Segundo o docente, o melhor momento para pedir um aumento à chefia é após um feedback positivo, resultante do processo de avaliação de desempenho.
“Em empresas com políticas de recompensa (salários e benefícios) e de carreira (possibilidades de ascensão e processo sucessório), os aumentos ocorrem geralmente atrelados a processos de avaliação de performance, resultados, ou de potencial.

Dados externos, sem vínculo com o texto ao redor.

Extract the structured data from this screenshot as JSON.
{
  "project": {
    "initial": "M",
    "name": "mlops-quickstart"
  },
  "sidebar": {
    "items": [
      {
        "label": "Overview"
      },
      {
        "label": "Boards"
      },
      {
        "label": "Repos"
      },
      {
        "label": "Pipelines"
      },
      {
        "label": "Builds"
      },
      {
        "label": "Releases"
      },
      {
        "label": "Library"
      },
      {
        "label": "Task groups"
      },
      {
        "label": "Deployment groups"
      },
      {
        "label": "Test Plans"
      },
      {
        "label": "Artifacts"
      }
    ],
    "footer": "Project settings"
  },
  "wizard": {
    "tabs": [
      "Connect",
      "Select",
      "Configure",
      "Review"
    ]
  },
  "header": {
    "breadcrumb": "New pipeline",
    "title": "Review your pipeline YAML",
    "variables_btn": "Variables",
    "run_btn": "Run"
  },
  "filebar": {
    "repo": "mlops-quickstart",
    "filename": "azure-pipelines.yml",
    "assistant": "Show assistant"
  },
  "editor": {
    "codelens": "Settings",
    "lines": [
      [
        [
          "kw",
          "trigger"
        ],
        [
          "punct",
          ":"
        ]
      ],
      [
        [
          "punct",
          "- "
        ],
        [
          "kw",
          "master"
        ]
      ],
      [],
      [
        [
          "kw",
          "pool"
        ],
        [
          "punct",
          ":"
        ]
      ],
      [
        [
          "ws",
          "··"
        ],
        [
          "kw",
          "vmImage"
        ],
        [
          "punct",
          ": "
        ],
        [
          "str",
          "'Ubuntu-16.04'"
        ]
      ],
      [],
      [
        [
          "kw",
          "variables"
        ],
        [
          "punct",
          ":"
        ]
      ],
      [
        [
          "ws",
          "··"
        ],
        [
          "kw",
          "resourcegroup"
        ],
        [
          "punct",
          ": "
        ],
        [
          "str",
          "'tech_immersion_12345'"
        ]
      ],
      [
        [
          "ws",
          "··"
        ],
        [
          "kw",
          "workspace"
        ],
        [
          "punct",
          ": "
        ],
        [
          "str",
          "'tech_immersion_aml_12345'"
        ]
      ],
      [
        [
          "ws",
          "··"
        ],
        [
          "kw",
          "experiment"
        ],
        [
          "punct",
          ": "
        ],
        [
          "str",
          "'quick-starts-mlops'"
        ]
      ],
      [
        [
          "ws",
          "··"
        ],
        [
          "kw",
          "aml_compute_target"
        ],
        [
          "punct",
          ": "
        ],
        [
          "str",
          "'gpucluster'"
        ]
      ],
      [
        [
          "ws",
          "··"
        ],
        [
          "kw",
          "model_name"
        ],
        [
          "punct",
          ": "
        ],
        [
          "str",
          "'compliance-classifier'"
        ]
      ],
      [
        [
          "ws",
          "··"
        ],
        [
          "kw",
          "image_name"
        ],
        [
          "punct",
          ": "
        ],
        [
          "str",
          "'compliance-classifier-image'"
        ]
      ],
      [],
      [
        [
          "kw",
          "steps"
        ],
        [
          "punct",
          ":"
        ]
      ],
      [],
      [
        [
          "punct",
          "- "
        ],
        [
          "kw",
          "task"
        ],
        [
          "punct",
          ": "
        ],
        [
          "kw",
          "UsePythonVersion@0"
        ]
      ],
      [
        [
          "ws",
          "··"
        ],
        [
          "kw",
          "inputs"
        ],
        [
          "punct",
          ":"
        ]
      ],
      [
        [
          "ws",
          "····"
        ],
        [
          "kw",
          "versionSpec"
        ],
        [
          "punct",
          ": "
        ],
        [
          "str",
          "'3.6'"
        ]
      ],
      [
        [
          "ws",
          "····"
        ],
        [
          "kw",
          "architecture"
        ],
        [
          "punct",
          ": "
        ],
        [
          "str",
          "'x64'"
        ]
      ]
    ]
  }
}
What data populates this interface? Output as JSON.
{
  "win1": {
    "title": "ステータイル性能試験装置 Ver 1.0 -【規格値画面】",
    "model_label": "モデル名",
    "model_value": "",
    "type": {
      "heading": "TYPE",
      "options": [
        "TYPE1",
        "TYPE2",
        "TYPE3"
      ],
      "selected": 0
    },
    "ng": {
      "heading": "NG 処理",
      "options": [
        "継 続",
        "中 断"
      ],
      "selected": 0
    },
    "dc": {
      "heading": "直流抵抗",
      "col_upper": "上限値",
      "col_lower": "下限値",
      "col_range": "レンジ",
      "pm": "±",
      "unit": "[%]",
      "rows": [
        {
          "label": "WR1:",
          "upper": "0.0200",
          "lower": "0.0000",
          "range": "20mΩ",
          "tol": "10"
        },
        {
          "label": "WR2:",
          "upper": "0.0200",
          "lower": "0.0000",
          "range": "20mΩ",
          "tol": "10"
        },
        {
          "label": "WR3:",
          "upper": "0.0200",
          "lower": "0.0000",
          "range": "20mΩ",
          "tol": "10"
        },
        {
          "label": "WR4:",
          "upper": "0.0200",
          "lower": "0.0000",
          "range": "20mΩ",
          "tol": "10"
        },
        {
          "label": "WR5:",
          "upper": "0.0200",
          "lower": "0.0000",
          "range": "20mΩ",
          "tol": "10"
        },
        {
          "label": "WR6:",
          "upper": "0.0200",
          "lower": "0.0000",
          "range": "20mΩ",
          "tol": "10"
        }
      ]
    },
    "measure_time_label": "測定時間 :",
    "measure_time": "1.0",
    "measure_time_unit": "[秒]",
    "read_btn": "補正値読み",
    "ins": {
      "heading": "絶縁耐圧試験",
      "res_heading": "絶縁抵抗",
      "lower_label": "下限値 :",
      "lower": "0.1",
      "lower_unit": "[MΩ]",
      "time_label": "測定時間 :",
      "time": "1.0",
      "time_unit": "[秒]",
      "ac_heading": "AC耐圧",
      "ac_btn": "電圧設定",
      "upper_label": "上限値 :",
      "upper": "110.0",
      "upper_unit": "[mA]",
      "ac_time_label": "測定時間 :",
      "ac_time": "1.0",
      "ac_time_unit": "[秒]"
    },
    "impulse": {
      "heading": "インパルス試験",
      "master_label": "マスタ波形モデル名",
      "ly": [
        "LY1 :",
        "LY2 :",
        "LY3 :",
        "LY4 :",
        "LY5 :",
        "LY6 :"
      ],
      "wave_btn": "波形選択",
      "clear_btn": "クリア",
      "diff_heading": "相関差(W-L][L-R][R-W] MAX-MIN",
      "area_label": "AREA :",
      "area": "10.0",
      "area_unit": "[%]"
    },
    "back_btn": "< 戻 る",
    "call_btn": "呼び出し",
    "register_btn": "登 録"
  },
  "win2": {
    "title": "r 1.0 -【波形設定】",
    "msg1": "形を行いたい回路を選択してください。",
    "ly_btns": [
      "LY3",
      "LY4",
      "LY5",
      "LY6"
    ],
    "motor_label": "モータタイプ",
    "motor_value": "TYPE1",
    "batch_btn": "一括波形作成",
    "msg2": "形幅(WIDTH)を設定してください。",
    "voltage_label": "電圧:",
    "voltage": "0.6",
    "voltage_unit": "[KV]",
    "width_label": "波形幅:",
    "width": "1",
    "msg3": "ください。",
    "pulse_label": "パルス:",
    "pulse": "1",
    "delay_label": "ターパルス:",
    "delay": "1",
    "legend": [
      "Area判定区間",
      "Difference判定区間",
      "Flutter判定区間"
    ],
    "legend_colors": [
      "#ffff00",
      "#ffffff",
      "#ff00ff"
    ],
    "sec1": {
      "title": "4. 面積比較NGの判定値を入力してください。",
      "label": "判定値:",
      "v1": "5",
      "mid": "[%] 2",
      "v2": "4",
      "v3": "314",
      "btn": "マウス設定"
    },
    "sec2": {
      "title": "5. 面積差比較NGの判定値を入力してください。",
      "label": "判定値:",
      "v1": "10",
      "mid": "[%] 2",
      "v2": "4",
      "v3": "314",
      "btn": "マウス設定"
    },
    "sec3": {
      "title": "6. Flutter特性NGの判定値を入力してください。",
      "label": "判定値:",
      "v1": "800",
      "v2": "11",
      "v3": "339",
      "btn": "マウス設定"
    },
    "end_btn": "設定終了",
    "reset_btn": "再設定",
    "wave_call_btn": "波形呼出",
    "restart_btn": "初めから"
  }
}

Se o colaborador entrega bons resultados no trabalho, fica difícil para a empresa negar o aumento àquele colaborador”, afirma o docente.
O especialista acrescenta que o colaborador que busca uma promoção ou aumento de salário deve conhecer a política de remuneração e carreira da empresa, e que o pedido deve ser feito de maneira impessoal e com base em fatos.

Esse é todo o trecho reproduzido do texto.